Another option is to request a smaller payment up front, followed by additional small payments as milestones are completed during the project.
Tip 3 – Ask for Feedback Before the Deadline
Why it’s a good idea: Some freelancers define “difficult” clients as those who complain about the nature or quality of a finished project. The fact is that much of this difficulty could’ve been avoided had the lines of the communication been kept open throughout the entire process, not just at the beginning and end.
Work with your client to break the overall project down into smaller chunks, and ask if he’d be willing to enter into a discussion each time one of these chunks is completed. This will allow him to assess the work you’ve completed so far. If your work clearly conflicts with his expectations and an agreement seems impossible, now is the time to walk away without any major losses, so long as you followed Tip #2.
If the client isn’t open to something like this in the first place, then he probably really is “difficult” and should be avoided in the future. Eventually, his reputation for infuriating will spread among other freelancers and he’ll find it difficult to hire barring an attitude change.
Tip 4 – Weed Out Difficult Clients Before Making a Deal
Why it’s a good idea: Despite our desperate economic climate, there are instances when it’s better to simply turn down work rather than sign up for a losing task with an impossible client. As such, it’s often wise to screen your potential clients by sitting down for a brief Skype or phone interview. This will allow both you and the potential client to determine whether you make a good fit, even if the job will be relatively small. Opt for VOIP instead of text-based communications, as tone and meaning can be lost or garbled without the benefit of hearing an actual voice.

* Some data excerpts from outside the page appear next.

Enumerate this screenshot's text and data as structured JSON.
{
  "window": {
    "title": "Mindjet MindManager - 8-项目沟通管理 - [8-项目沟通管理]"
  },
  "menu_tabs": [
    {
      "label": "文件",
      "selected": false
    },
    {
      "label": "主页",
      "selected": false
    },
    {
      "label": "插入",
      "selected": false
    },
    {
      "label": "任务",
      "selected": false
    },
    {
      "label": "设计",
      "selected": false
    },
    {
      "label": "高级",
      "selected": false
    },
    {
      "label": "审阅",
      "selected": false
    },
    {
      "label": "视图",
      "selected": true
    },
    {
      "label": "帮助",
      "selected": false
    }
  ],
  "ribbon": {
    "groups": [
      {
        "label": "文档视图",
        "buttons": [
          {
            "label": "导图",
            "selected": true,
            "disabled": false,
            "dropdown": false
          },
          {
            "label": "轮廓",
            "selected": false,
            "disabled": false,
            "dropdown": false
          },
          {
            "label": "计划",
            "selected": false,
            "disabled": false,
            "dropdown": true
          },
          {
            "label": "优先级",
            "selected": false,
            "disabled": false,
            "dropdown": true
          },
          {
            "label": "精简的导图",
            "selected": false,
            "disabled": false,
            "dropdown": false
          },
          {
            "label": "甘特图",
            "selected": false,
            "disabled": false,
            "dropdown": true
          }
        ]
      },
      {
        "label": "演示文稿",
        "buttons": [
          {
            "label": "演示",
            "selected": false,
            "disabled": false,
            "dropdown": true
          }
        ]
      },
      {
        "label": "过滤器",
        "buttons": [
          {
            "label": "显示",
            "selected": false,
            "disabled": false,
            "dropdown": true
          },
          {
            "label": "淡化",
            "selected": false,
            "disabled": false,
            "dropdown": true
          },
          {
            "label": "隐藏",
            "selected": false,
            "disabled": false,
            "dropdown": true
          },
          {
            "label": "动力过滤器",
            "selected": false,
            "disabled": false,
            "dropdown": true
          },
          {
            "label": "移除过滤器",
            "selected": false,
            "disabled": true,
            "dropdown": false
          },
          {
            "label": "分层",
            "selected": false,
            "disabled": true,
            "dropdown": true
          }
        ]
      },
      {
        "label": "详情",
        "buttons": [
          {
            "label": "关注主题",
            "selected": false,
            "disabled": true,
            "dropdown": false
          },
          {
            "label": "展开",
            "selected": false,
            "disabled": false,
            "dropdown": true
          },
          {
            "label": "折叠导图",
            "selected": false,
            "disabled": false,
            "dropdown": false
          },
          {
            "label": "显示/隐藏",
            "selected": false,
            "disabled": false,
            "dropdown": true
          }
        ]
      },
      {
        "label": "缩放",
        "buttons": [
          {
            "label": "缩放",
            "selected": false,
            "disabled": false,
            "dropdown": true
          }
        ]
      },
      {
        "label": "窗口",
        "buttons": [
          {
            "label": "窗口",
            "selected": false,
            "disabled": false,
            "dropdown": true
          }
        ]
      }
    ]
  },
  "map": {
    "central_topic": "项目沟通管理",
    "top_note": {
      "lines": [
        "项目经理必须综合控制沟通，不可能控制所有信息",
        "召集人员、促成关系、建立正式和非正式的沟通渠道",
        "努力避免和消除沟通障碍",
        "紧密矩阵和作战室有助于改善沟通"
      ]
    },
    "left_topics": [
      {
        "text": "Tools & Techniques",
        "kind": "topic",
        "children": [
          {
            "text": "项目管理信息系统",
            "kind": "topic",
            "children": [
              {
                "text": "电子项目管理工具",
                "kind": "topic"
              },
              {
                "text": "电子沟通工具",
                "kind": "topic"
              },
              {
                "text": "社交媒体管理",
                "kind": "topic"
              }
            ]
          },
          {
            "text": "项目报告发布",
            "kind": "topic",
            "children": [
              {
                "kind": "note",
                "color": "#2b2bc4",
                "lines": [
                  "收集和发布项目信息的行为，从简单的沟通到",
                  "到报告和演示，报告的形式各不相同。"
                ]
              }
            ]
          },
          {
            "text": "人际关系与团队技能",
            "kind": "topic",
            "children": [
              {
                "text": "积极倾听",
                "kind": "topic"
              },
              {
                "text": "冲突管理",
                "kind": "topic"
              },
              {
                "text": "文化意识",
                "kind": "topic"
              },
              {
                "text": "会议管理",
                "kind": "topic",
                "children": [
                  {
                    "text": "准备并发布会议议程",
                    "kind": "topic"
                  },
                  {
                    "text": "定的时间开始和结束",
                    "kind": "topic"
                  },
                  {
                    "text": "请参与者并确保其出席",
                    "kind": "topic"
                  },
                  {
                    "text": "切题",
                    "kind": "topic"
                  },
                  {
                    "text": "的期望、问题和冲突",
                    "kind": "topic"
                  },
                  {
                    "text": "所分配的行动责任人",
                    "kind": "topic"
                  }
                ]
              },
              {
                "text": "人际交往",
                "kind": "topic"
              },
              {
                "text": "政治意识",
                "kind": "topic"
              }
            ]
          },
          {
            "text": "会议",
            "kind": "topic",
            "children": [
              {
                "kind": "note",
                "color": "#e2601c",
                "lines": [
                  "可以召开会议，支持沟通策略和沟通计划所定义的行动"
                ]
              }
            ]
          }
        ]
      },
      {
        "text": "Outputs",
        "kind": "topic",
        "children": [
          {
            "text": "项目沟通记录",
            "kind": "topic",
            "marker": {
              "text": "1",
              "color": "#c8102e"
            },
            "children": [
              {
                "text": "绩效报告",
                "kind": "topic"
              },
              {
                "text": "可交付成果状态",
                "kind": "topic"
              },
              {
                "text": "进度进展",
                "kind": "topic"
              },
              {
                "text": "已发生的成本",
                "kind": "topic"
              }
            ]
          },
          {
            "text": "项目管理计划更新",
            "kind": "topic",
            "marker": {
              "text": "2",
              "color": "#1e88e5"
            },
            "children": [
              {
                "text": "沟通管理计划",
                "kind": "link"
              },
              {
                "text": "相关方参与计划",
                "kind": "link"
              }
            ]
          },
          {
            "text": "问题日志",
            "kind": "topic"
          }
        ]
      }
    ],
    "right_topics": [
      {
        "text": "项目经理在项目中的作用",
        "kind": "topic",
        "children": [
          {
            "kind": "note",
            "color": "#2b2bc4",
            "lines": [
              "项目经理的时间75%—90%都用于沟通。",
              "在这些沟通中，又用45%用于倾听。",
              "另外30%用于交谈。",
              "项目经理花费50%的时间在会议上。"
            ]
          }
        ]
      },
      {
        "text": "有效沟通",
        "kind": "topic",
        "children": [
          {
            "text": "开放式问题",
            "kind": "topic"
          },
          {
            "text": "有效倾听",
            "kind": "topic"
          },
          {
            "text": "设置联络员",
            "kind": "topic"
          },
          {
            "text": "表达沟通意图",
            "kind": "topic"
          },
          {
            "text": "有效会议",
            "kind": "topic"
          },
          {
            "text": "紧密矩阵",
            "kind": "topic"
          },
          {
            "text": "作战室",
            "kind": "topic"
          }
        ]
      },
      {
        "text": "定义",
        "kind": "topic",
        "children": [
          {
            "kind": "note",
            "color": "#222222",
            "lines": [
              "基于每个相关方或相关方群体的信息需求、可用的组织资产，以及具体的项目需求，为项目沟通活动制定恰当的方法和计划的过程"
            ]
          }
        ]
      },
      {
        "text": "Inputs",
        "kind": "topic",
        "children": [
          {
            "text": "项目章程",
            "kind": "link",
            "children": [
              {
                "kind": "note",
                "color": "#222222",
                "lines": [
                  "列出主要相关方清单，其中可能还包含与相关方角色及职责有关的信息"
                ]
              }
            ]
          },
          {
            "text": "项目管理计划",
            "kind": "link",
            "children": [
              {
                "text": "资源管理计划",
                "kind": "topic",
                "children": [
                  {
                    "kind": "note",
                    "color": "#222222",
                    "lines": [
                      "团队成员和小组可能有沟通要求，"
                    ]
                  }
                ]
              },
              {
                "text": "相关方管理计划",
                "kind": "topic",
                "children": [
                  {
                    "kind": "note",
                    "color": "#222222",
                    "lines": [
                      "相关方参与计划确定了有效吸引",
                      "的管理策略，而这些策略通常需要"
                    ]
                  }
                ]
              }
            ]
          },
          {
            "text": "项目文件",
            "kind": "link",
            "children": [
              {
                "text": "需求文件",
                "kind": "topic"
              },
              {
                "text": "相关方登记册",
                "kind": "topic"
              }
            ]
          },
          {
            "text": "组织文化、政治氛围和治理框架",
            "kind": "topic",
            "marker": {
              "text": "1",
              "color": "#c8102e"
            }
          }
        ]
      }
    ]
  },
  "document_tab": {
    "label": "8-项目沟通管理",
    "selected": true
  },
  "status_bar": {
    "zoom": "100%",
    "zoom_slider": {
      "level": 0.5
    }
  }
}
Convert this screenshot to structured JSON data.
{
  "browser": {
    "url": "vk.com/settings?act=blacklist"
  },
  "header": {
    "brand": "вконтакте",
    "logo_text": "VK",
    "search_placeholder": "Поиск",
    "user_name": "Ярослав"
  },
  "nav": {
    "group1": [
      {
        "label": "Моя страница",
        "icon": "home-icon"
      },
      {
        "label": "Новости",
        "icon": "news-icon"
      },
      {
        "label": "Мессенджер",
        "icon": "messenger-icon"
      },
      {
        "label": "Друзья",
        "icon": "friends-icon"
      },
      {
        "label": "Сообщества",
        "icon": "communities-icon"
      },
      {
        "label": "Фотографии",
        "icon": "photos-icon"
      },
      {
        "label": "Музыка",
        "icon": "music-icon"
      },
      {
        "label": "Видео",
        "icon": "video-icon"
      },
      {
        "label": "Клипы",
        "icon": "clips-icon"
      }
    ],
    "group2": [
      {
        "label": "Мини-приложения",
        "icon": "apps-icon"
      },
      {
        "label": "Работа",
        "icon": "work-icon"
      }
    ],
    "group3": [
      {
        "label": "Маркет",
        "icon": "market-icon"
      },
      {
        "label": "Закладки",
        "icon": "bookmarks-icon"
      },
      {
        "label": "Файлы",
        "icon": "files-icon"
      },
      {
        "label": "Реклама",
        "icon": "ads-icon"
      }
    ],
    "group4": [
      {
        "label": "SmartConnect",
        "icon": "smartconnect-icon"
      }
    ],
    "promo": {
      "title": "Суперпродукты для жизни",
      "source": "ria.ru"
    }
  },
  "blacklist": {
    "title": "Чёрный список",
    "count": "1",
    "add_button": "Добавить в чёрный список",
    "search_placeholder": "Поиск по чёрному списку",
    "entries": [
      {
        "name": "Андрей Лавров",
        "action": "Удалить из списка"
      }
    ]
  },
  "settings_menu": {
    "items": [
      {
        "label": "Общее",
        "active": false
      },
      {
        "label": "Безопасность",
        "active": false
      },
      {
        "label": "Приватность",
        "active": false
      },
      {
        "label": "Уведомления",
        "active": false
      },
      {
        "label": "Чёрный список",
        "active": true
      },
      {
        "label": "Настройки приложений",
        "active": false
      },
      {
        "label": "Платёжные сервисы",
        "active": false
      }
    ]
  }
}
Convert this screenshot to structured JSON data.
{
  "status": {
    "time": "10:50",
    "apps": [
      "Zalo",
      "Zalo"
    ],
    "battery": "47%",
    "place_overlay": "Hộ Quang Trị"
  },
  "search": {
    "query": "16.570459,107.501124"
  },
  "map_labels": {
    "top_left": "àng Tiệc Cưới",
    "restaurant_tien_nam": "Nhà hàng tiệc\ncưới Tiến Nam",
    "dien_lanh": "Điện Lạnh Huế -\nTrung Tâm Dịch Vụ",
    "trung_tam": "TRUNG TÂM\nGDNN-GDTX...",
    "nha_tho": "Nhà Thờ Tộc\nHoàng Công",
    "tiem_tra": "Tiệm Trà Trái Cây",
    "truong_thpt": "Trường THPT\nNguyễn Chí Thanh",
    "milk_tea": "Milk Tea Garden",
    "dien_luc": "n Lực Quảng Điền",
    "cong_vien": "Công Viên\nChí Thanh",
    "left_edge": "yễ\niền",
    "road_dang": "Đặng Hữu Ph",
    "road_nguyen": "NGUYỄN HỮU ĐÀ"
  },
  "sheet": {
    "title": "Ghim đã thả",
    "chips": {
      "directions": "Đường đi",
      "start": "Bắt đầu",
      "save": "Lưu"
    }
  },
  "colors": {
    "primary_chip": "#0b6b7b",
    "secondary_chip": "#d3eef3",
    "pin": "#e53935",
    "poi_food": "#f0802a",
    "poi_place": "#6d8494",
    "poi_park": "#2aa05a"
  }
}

This doesn’t have to be formal. Rather, it should simply serve as an initial discussion of the task in which the client will describe her expectations while you describe your background and how you plan to handle the job. It may be a red flag is the client says they’re too busy for something like this, especially if the job will be somewhat larger. It’s in the client’s best interest to sit down for a brief interview, so you may read unwillingness as a lack of care, professionalism or seriousness about the work.